History of Oppression: Dressing for Rich White Majority

Dressing for success goes beyond colloquialism — it’s a term of deep cultural significance. Watershed moments for students historically underrepresented in academic institutions are underscored by the legacy of knowing that success is how you choose to show up. 

Oberlin’s relationship with Black excellence started in 1835, with Black students being admitted. Scholars and artists were afforded the opportunity to pursue academia at what was then known as the Oberlin Collegiate Institute. Black and Brown folks who were allowed to occupy previously segregated spaces of research and creative discipline were now faced with the question: what does it mean to show up Black when Blackness has been seen as the enemy of excellence?

Rev. Dr. Martin Luther King, Jr. at Oberlin in 1965 to receive an honorary degree and speak at Commencement.

In Oberlin’s class photo of 1947, student Carl T. Rowan is seated among his fellow classmates.

He is the single Black face in a cohort of white men who represent an expectation of upholding the appropriate aesthetic, which is evident in the sea of blazers and buttons which remove any trace of a cultural presentation that might subvert the visual legacy of white supremacy he’s now been allowed admission into.

Fashion, in this respect, is not purely the choice of repurposing a blazer or wearing a different color of high-top Nike — it’s a means of assimilation into the dominant culture. The barrier to entry for Black and Brown folks has been held upon the ability to uphold a level of visual uniformity within whiteness.
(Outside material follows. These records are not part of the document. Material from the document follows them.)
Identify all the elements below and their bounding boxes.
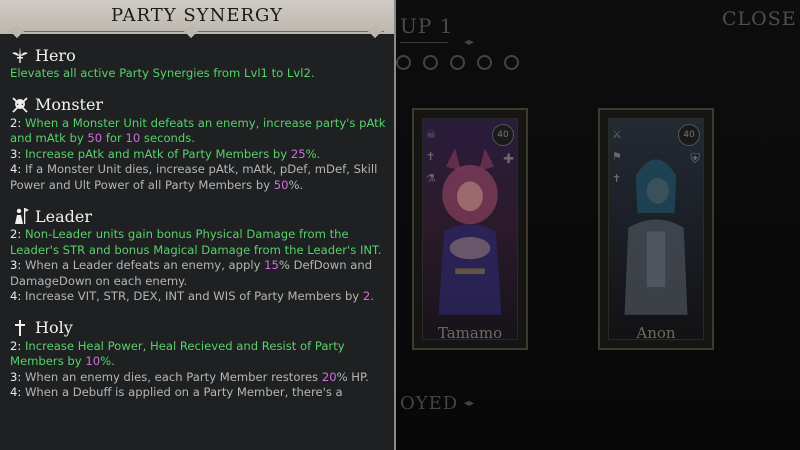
synergy-section-monster: Monster 2: When a Monster Unit defeats an… <box>10 94 388 194</box>
text-segment: %. <box>100 354 115 368</box>
text-segment: 2: <box>10 338 25 353</box>
text-segment: % HP. <box>336 369 369 384</box>
slot-dot[interactable] <box>477 55 492 70</box>
text-segment: 3: <box>10 369 25 384</box>
synergy-icons: ☠ ✝ ⚗ <box>426 128 436 185</box>
text-segment: Increase Heal Power, Heal Recieved and R… <box>10 338 345 369</box>
slot-dot[interactable] <box>450 55 465 70</box>
synergy-tier-line: 4: Increase VIT, STR, DEX, INT and WIS o… <box>10 289 388 305</box>
chevron-icon[interactable]: ◂▸ <box>464 398 474 409</box>
group-title-underline <box>400 42 448 43</box>
skull-crossbones-icon: ☠ <box>426 128 436 141</box>
flag-bearer-icon <box>10 206 30 226</box>
slot-dot[interactable] <box>396 55 411 70</box>
synergy-tier-line: 2: Non-Leader units gain bonus Physical … <box>10 227 388 258</box>
text-segment: 4: <box>10 385 25 399</box>
slot-dot[interactable] <box>423 55 438 70</box>
text-segment: When an enemy dies, each Party Member re… <box>24 369 322 384</box>
synergy-section-hero: Hero Elevates all active Party Synergies … <box>10 44 388 82</box>
skull-crossbones-icon <box>10 95 30 115</box>
text-segment: %. <box>305 146 321 161</box>
text-segment: 50 <box>87 131 103 145</box>
synergy-tier-line: 3: When a Leader defeats an enemy, apply… <box>10 258 388 289</box>
synergy-header: Monster <box>10 94 388 116</box>
team-slot-dots <box>396 55 519 70</box>
panel-title: PARTY SYNERGY <box>111 5 283 26</box>
flask-icon: ⚗ <box>426 172 436 185</box>
text-segment: 4: <box>10 289 25 303</box>
synergy-header: Hero <box>10 44 388 66</box>
level-badge: 40 <box>678 124 700 146</box>
synergy-header: Leader <box>10 205 388 227</box>
text-segment: 2: <box>10 227 25 241</box>
close-button[interactable]: CLOSE <box>722 8 797 30</box>
text-segment: When a Leader defeats an enemy, apply <box>24 258 265 272</box>
text-segment: When a Monster Unit defeats an enemy, in… <box>10 115 386 146</box>
winged-sword-icon <box>10 45 30 65</box>
synergy-name: Hero <box>35 45 76 65</box>
text-segment: %. <box>288 177 304 192</box>
party-synergy-panel[interactable]: PARTY SYNERGY Hero Elevates all active Pa… <box>0 0 396 450</box>
text-segment: 3: <box>10 258 25 272</box>
synergy-tier-line: 4: If a Monster Unit dies, increase pAtk… <box>10 162 388 193</box>
text-segment: 10 <box>85 354 101 368</box>
synergy-tier-line: 4: When a Debuff is applied on a Party M… <box>10 385 388 401</box>
synergy-tier-line: Elevates all active Party Synergies from… <box>10 66 388 82</box>
text-segment: Non-Leader units gain bonus Physical Dam… <box>10 227 382 257</box>
flag-bearer-icon: ⚑ <box>612 150 622 163</box>
plus-cross-icon: ✚ <box>503 152 514 167</box>
text-segment: 15 <box>264 258 279 272</box>
unit-card-tamamo[interactable]: ☠ ✝ ⚗ 40 ✚ Tamamo <box>412 108 528 350</box>
synergy-section-leader: Leader 2: Non-Leader units gain bonus Phy… <box>10 205 388 305</box>
slot-dot[interactable] <box>504 55 519 70</box>
unit-name: Anon <box>636 324 676 342</box>
text-segment: If a Monster Unit dies, increase pAtk, m… <box>10 162 378 192</box>
synergy-name: Holy <box>35 318 73 337</box>
synergy-header: Holy <box>10 317 388 339</box>
synergy-section-holy: Holy 2: Increase Heal Power, Heal Recieve… <box>10 317 388 401</box>
text-segment: When a Debuff is applied on a Party Memb… <box>24 385 343 399</box>
group-title: UP 1 <box>400 14 454 38</box>
synergy-list[interactable]: Hero Elevates all active Party Synergies … <box>10 44 388 413</box>
shield-icon: ⛨ <box>690 152 700 167</box>
text-segment: 4: <box>10 162 25 176</box>
header-notch <box>367 23 383 39</box>
synergy-tier-line: 2: Increase Heal Power, Heal Recieved an… <box>10 339 388 370</box>
text-segment: Elevates all active Party Synergies from… <box>10 66 315 80</box>
chevron-icon[interactable]: ◂▸ <box>464 37 474 48</box>
text-segment: . <box>370 289 374 303</box>
holy-cross-icon: ✝ <box>426 150 436 163</box>
synergy-tier-line: 3: Increase pAtk and mAtk of Party Membe… <box>10 147 388 163</box>
text-segment: for <box>102 131 126 145</box>
anon-portrait <box>624 159 688 315</box>
text-segment: 25 <box>290 146 306 161</box>
text-segment: 50 <box>273 177 289 192</box>
unit-card-anon[interactable]: ⚔ ⚑ ✝ 40 ⛨ Anon <box>598 108 714 350</box>
panel-header: PARTY SYNERGY <box>0 0 394 39</box>
text-segment: Increase VIT, STR, DEX, INT and WIS of P… <box>24 289 363 303</box>
text-segment: 20 <box>321 369 337 384</box>
synergy-icons: ⚔ ⚑ ✝ <box>612 128 622 185</box>
level-badge: 40 <box>492 124 514 146</box>
synergy-name: Monster <box>35 95 104 114</box>
synergy-name: Leader <box>35 206 92 226</box>
header-notch <box>183 23 199 39</box>
holy-cross-icon <box>10 318 30 338</box>
winged-sword-icon: ⚔ <box>612 128 622 141</box>
holy-cross-icon: ✝ <box>612 172 622 185</box>
text-segment: 10 <box>125 131 141 145</box>
unit-name: Tamamo <box>437 324 503 342</box>
text-segment: seconds. <box>140 131 195 145</box>
synergy-tier-line: 3: When an enemy dies, each Party Member… <box>10 370 388 386</box>
deployed-label: OYED <box>400 393 459 414</box>
tamamo-portrait <box>438 148 502 315</box>
text-segment: 2: <box>10 115 25 130</box>
synergy-tier-line: 2: When a Monster Unit defeats an enemy,… <box>10 116 388 147</box>
text-segment: Increase pAtk and mAtk of Party Members … <box>24 146 291 161</box>
header-notch <box>9 23 25 39</box>
text-segment: 3: <box>10 146 25 161</box>
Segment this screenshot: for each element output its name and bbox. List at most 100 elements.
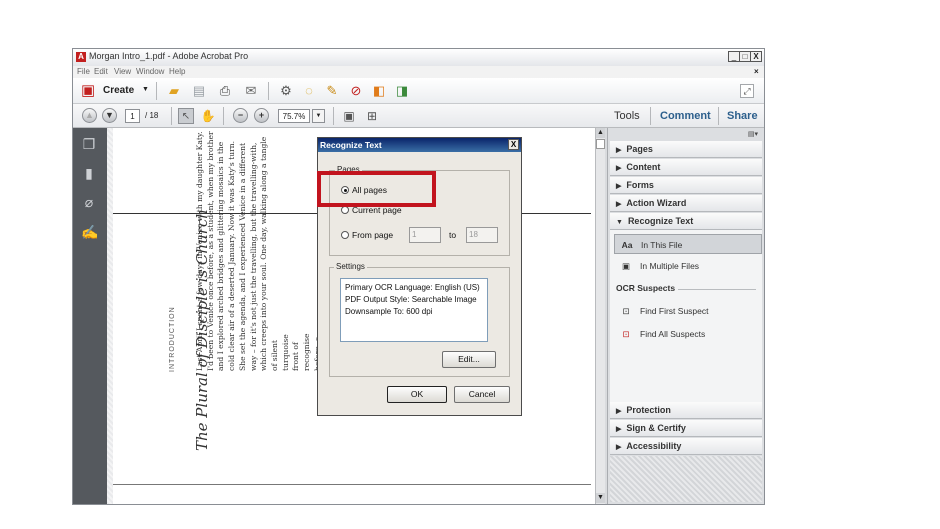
downsample-line: Downsample To: 600 dpi <box>345 307 433 316</box>
section-label: Protection <box>626 405 671 415</box>
tools-pane: ▤▾ ▶ Pages ▶ Content ▶ Forms ▶ Action Wizard… <box>607 128 764 504</box>
section-action-wizard[interactable]: ▶ Action Wizard <box>610 195 762 212</box>
page-text-line: turquoise <box>280 334 290 371</box>
page-text-line: front of <box>291 342 301 371</box>
from-page-label: From page <box>352 230 394 240</box>
section-recognize-text[interactable]: ▼ Recognize Text <box>610 213 762 230</box>
expand-icon[interactable]: ⤢ <box>740 84 754 98</box>
section-content[interactable]: ▶ Content <box>610 159 762 176</box>
email-icon[interactable]: ✉ <box>243 83 259 99</box>
hand-tool-icon[interactable]: ✋ <box>200 108 216 124</box>
page-thumbnails-icon[interactable]: ❐ <box>81 136 97 152</box>
ok-button[interactable]: OK <box>387 386 447 403</box>
page-text-line: She set the agenda, and I experienced Ve… <box>237 142 247 371</box>
dialog-title: Recognize Text <box>320 140 382 150</box>
scroll-up-icon[interactable]: ▲ <box>596 128 605 138</box>
to-label: to <box>449 230 457 240</box>
find-all-suspects-item[interactable]: ⊡ Find All Suspects <box>614 324 762 344</box>
page-text-line: cold clear air of a deserted January. No… <box>227 140 237 371</box>
review-document-icon[interactable]: ◨ <box>394 83 410 99</box>
section-label: Accessibility <box>626 441 682 451</box>
vertical-scrollbar[interactable]: ▲ ▼ <box>595 128 605 504</box>
zoom-in-icon[interactable]: + <box>254 108 269 123</box>
section-forms[interactable]: ▶ Forms <box>610 177 762 194</box>
page-text-line: Last April I spent a few days in Venice … <box>195 131 204 371</box>
settings-group-label: Settings <box>334 262 367 271</box>
sign-document-icon[interactable]: ◧ <box>371 83 387 99</box>
next-page-icon[interactable]: ▼ <box>102 108 117 123</box>
dialog-title-bar: Recognize Text X <box>318 138 521 152</box>
page-text-line: and I explored arched bridges and glitte… <box>216 141 226 371</box>
page-text-line: of silent <box>269 340 279 371</box>
print-icon[interactable]: ⎙ <box>217 83 233 99</box>
from-page-input[interactable]: 1 <box>409 227 441 243</box>
toolbar-divider <box>171 107 172 125</box>
page-number-input[interactable]: 1 <box>125 109 140 123</box>
multiple-files-icon: ▣ <box>621 261 631 271</box>
in-this-file-item[interactable]: Aa In This File <box>614 234 762 254</box>
ocr-language-line: Primary OCR Language: English (US) <box>345 283 480 292</box>
settings-summary-box: Primary OCR Language: English (US) PDF O… <box>340 278 488 342</box>
window-title: Morgan Intro_1.pdf - Adobe Acrobat Pro <box>89 51 249 61</box>
acrobat-app-icon: A <box>76 52 86 62</box>
fit-page-icon[interactable]: ▣ <box>341 108 357 124</box>
divider <box>678 289 756 290</box>
open-folder-icon[interactable]: ▰ <box>166 83 182 99</box>
red-highlight-box <box>317 171 436 207</box>
menu-window[interactable]: Window <box>136 66 164 78</box>
section-label: Action Wizard <box>626 198 687 208</box>
previous-page-icon[interactable]: ▲ <box>82 108 97 123</box>
menu-edit[interactable]: Edit <box>94 66 108 78</box>
cancel-button[interactable]: Cancel <box>454 386 510 403</box>
dialog-close-button[interactable]: X <box>508 139 519 150</box>
item-label: Find First Suspect <box>640 306 709 316</box>
select-cursor-icon[interactable]: ↖ <box>178 108 194 124</box>
section-accessibility[interactable]: ▶ Accessibility <box>610 438 762 455</box>
output-style-line: PDF Output Style: Searchable Image <box>345 295 477 304</box>
close-window-button[interactable]: X <box>750 51 762 62</box>
scroll-thumb[interactable] <box>596 139 605 149</box>
zoom-dropdown-chevron-icon[interactable]: ▼ <box>312 109 325 123</box>
menu-help[interactable]: Help <box>169 66 185 78</box>
section-label: Forms <box>626 180 654 190</box>
tab-share[interactable]: Share <box>727 110 758 122</box>
menu-file[interactable]: File <box>77 66 90 78</box>
section-label: Content <box>626 162 661 172</box>
highlight-pen-icon[interactable]: ✎ <box>324 83 340 99</box>
gear-icon[interactable]: ⚙ <box>278 83 294 99</box>
section-pages[interactable]: ▶ Pages <box>610 141 762 158</box>
find-first-suspect-item[interactable]: ⊡ Find First Suspect <box>614 301 762 321</box>
close-document-button[interactable]: × <box>754 66 759 78</box>
zoom-level-input[interactable]: 75.7% <box>278 109 310 123</box>
zoom-out-icon[interactable]: − <box>233 108 248 123</box>
attachment-paperclip-icon[interactable]: ⌀ <box>81 194 97 210</box>
tab-comment[interactable]: Comment <box>660 110 711 122</box>
toolbar-divider <box>223 107 224 125</box>
expand-arrow-icon: ▶ <box>616 147 622 154</box>
pane-options-icon[interactable]: ▤▾ <box>746 130 760 139</box>
scroll-down-icon[interactable]: ▼ <box>596 493 605 503</box>
section-protection[interactable]: ▶ Protection <box>610 402 762 419</box>
from-page-radio[interactable] <box>341 231 349 239</box>
in-multiple-files-item[interactable]: ▣ In Multiple Files <box>614 256 762 276</box>
save-icon[interactable]: ▤ <box>191 83 207 99</box>
page-count: / 18 <box>145 111 159 120</box>
tab-tools[interactable]: Tools <box>614 110 640 122</box>
menu-view[interactable]: View <box>114 66 131 78</box>
item-label: Find All Suspects <box>640 329 706 339</box>
section-label: Sign & Certify <box>626 423 686 433</box>
edit-button[interactable]: Edit... <box>442 351 496 368</box>
page-text-line: recognise <box>302 333 311 371</box>
comment-bubble-icon[interactable]: ◌ <box>301 83 317 99</box>
expand-arrow-icon: ▶ <box>616 183 622 190</box>
expand-arrow-icon: ▶ <box>616 408 622 415</box>
current-page-radio[interactable] <box>341 206 349 214</box>
section-label: Recognize Text <box>627 216 694 226</box>
collapse-arrow-icon: ▼ <box>616 219 623 226</box>
signature-pen-icon[interactable]: ✍ <box>81 224 98 240</box>
secure-document-icon[interactable]: ⊘ <box>348 83 364 99</box>
to-page-input[interactable]: 18 <box>466 227 498 243</box>
section-sign-certify[interactable]: ▶ Sign & Certify <box>610 420 762 437</box>
full-screen-icon[interactable]: ⊞ <box>364 108 380 124</box>
bookmark-icon[interactable]: ▮ <box>81 165 97 181</box>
Systematic policies around the appropriateness of ethnic hair and body types associated with women and men of color have been socially normalized within universities and workplace environments, as well as within film and television. The erasure of cultural fashions has led to clothing being used as a tool for blending into oppressive spaces — which means dressing the part.

College fourth-year Saint Franqui spent most of his childhood living with his mom and grandmother in majority-Latino Section 8 housing.

“Growing up, a common phrase was thrown around in my household: ‘Puedes ser pobre, pero no sucio,’ which translates to, ‘You can be poor, but not dirty,’” Franqui said. “Showing up to school in clothing with rips, tears, or holes would signal to people that you were poor, which gave them a reason to treat you badly because of it.”

Oberlin’s relationship with fashion has always been one of obvious importance and timelessness. There is no space at this institution that has not seen the power of clothing used as a form of counterculture and protest. However, this fashion forwardness contrasts the privileges of those afforded the financial flexibility to move in and out of a “poor” aesthetic. 

“​​Since being at Oberlin, I’ve noticed an interesting pattern of students of color being well dressed and put together often,” Franqui said. “In contrast, wealthy and white students rave about their ratty thrift-store finds and go to class in stained, dirty, and tattered clothes.”

The legacy of Black and Brown students at institutions such as Oberlin has been one of proving the value of occupancy. A part of this unspoken exchange has asked for the families of these individuals to teach their children how to dress for the success they’ve been unilaterally denied. This process of looking the part is also paramount in understanding how culture can act as a superseding force in weaponizing presentation for upward mobility. 

Oberlin’s institutional history of excellence is a credit to its legacy of Black students, who illustrated the ability to succeed beyond the stereotypes of racialized aesthetics — and look great while doing it.